Knickers in a twist
What's the meaning of the phrase 'Knickers in a twist'?
To get your knickers in a twist it to become unduly agitated or angry. It is almost always expressed as the negative 'don't get your knickers in a twist', used when trying to point out someone's overreaction.
The variant 'don't get your knickers in a knot' probably preceded the 'twist' version.
Knickers, the women's undergarments known in the USA as panties, is a shortening of knickerbockers.
In the USA 'don't get your knickers in a twist' is often deemed to be disdainful of women. The British usage of it (and the Australian use of 'knickers in a knot') is intended to be humorous and might be directed at either sex.
What's the origin of the phrase 'Knickers in a twist'?
I'm sure that I have a memory of this expression being used when I was a student and working on a summer job on the building of the Spaghetti Junction motorway interchange in Birmingham, England. That would have been in the summer of 1969. At this point I need to add the usual warning about the fallibility of memory. Just because I have a clear memory of hearing the phrase in 1969, that doesn't prove that I did.
However, there is documentary evidence of the phrase beginning to be used in England in the late 1960s. The first example I can find of it in print is in Pigeon Racing News and Gazette - Volume 25, 1969:
Just got me knickers in a twist after the New Year celebrations.
Earlier citations may well turn up, although I doubt that the phrase pre-dates the 1960s.
What may well have preceded 'knickers in a twist' is the rather more linguistically satisfying 'knickers in a knot'. That is the preferred version in Australia. It certainly has the lively tone that many Australian phrases enjoy. It was in use in print there prior to any citations of 'knickers in a twist' elsewhere in the world.
The first example that I can find of that form of the phrase is from another Commonwealth country - South Africa. That's in The Train from Katanga, a 1965 novel by the Anglo-South African writer Wilbur Smith:
"Okay, okay, don't get your knickers in a knot, bucko."

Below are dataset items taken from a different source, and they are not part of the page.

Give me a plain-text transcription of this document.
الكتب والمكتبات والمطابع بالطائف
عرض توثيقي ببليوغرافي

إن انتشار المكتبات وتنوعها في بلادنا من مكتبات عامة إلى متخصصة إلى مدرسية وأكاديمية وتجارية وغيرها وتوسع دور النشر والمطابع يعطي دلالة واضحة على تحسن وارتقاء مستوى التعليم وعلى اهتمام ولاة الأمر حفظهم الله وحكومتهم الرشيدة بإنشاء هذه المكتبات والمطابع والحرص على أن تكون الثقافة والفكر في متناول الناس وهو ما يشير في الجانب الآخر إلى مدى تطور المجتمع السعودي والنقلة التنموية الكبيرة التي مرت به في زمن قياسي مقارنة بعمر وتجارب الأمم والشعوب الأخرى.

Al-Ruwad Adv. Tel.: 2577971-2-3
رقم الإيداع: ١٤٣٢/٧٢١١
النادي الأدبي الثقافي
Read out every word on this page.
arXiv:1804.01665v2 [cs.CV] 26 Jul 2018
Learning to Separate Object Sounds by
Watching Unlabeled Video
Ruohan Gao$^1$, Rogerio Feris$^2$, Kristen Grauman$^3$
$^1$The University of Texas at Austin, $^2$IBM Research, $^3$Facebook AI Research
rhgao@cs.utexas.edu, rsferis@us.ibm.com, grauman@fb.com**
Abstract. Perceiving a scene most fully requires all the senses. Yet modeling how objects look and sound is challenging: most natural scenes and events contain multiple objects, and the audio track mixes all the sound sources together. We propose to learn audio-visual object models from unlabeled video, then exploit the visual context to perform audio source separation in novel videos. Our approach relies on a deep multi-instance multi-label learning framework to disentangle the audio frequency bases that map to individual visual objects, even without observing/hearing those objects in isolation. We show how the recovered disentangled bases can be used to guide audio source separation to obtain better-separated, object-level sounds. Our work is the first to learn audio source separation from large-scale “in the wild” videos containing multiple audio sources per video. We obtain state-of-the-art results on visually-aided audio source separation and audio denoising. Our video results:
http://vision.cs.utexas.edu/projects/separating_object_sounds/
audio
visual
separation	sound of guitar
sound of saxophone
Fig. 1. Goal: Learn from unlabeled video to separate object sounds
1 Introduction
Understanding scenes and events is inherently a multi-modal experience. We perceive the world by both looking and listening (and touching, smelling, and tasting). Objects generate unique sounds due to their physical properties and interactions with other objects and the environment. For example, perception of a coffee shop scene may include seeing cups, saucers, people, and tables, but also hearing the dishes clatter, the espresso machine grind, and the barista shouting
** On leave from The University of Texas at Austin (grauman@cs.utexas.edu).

Back in Australia, in September 1972 an article in the Meanwhile In The World journal included an illustrative picture with this caption:
Kyomi Kato and Gordon Bertie get their knickers in a knot during a very freestyle wrestling match.
So, we don't know who coined the expression, but 'don't get your knickers in a twist' probably originated in the UK as a variant of the imported 'don't get your knickers in a knot'.
Compared to the many other proverbs which advise you to not to do something, for instance, don't let the grass grow under your feet and don't look a gift horse in the mouth, don't get your knickers in a twist seems like especially useful advice.